Sykes nodded. “You had doubts.”

“I admit I thought about calling a reporter. Or the FBI. I did. I considered it. But I didn't do anything. I just wanted to get away. For a little while. To think.”

“Think.”

“Everyone needs time to think.”

“I know I do,” Sykes agreed, nodding.

The bedroom lay down a short hallway from the living room, and the walk gave Sykes a view of all the other rooms in the condo. Kitchen, empty. Bathroom, empty. Guest bedroom, empty. Master bedroom.

“No one really here,” Sykes said.

“I told you that.”

“I was just checking,” Sykes said.

Tahir opened the mirrored sliding closet door with shaking hands. He reached up for his suitcase. He actually felt Orrin move before, it seemed, the reflection did in the three mirror panes. Tahir did not have time to turn. In the mirrors three meaty arms circled three skinny throats and three Tahirs were lifted bodily off the carpet.

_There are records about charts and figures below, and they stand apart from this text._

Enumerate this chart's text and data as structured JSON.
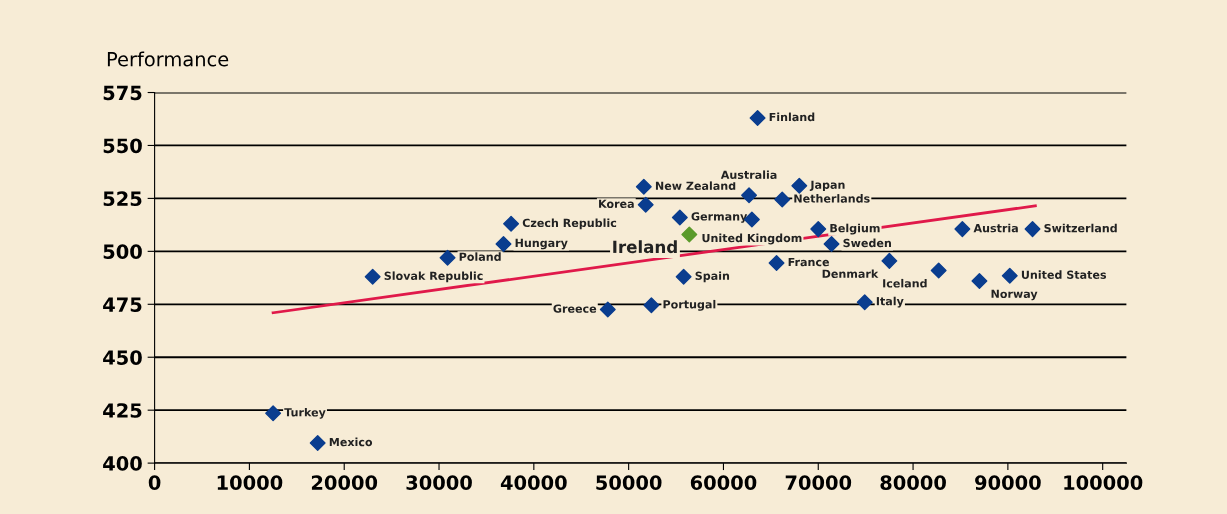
{
  "chart_data": {
    "type": "scatter",
    "ylabel": "Performance",
    "xlim": [
      0,
      102500
    ],
    "ylim": [
      400,
      575
    ],
    "xticks": [
      0,
      10000,
      20000,
      30000,
      40000,
      50000,
      60000,
      70000,
      80000,
      90000,
      100000
    ],
    "yticks": [
      400,
      425,
      450,
      475,
      500,
      525,
      550,
      575
    ],
    "grid": "y",
    "marker": "diamond",
    "series": [
      {
        "color": "#0a3d8f",
        "x": [
          12500,
          17200,
          23000,
          30900,
          37600,
          36800,
          47800,
          52400,
          51600,
          51800,
          55400,
          55800,
          62700,
          63000,
          66200,
          68000,
          65600,
          70000,
          71400,
          77500,
          74900,
          82700,
          85200,
          87000,
          90200,
          92600,
          63600
        ],
        "values": [
          423.5,
          409.5,
          488,
          497,
          513,
          503.5,
          472.5,
          474.5,
          530.5,
          522,
          516,
          488,
          526.5,
          515,
          524.5,
          531,
          494.5,
          510.5,
          503.5,
          495.5,
          476,
          491,
          510.5,
          486,
          488.5,
          510.5,
          563
        ]
      },
      {
        "color": "#5a9a2a",
        "x": [
          56400
        ],
        "values": [
          508
        ]
      },
      {
        "type": "line",
        "color": "#e0194a",
        "x": [
          12500,
          92900
        ],
        "values": [
          471,
          521.5
        ],
        "marker": "none"
      }
    ],
    "annotations": [
      {
        "text": "Turkey",
        "x": 12500,
        "y": 423.5
      },
      {
        "text": "Mexico",
        "x": 17200,
        "y": 409.5
      },
      {
        "text": "Slovak Republic",
        "x": 23000,
        "y": 488
      },
      {
        "text": "Poland",
        "x": 30900,
        "y": 497
      },
      {
        "text": "Czech Republic",
        "x": 37600,
        "y": 513
      },
      {
        "text": "Hungary",
        "x": 36800,
        "y": 503.5
      },
      {
        "text": "Greece",
        "x": 47800,
        "y": 472.5
      },
      {
        "text": "Portugal",
        "x": 52400,
        "y": 474.5
      },
      {
        "text": "New Zealand",
        "x": 51600,
        "y": 530.5
      },
      {
        "text": "Korea",
        "x": 51800,
        "y": 522
      },
      {
        "text": "Germany",
        "x": 55400,
        "y": 516
      },
      {
        "text": "Spain",
        "x": 55800,
        "y": 488
      },
      {
        "text": "Australia",
        "x": 62700,
        "y": 526.5
      },
      {
        "text": "United Kingdom",
        "x": 63000,
        "y": 515
      },
      {
        "text": "Netherlands",
        "x": 66200,
        "y": 524.5
      },
      {
        "text": "Japan",
        "x": 68000,
        "y": 531
      },
      {
        "text": "France",
        "x": 65600,
        "y": 494.5
      },
      {
        "text": "Belgium",
        "x": 70000,
        "y": 510.5
      },
      {
        "text": "Sweden",
        "x": 71400,
        "y": 503.5
      },
      {
        "text": "Denmark",
        "x": 77500,
        "y": 495.5
      },
      {
        "text": "Italy",
        "x": 74900,
        "y": 476
      },
      {
        "text": "Iceland",
        "x": 82700,
        "y": 491
      },
      {
        "text": "Austria",
        "x": 85200,
        "y": 510.5
      },
      {
        "text": "Norway",
        "x": 87000,
        "y": 486
      },
      {
        "text": "United States",
        "x": 90200,
        "y": 488.5
      },
      {
        "text": "Switzerland",
        "x": 92600,
        "y": 510.5
      },
      {
        "text": "Finland",
        "x": 63600,
        "y": 563
      },
      {
        "text": "Ireland",
        "x": 56400,
        "y": 508
      }
    ]
  }
}
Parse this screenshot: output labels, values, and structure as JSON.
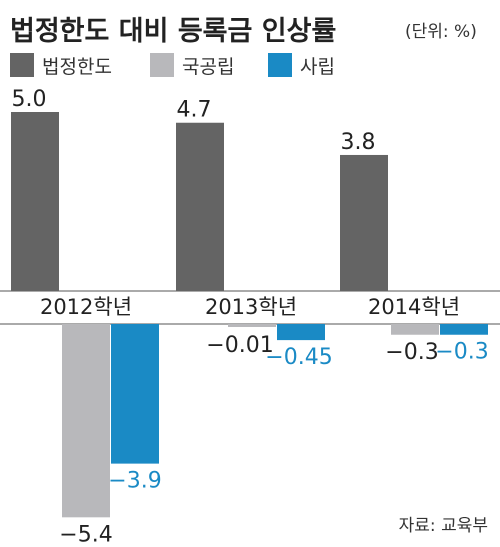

There was an awful cracking sound and he watched his head spin around. Orrin's face remained expressionless.

In a freshman biology class at SUNY, Tahir had heard a professor say once that after a human being is killed, the brain keeps functioning for a few more moments. Now his brain processed that he was being carried back into the living room, and that he was hanging over the patio railing. Wow, I am dead, he thought, falling, the concrete flecked with shiny mica, its squares forming a chessboard, the empty squares coming up fast.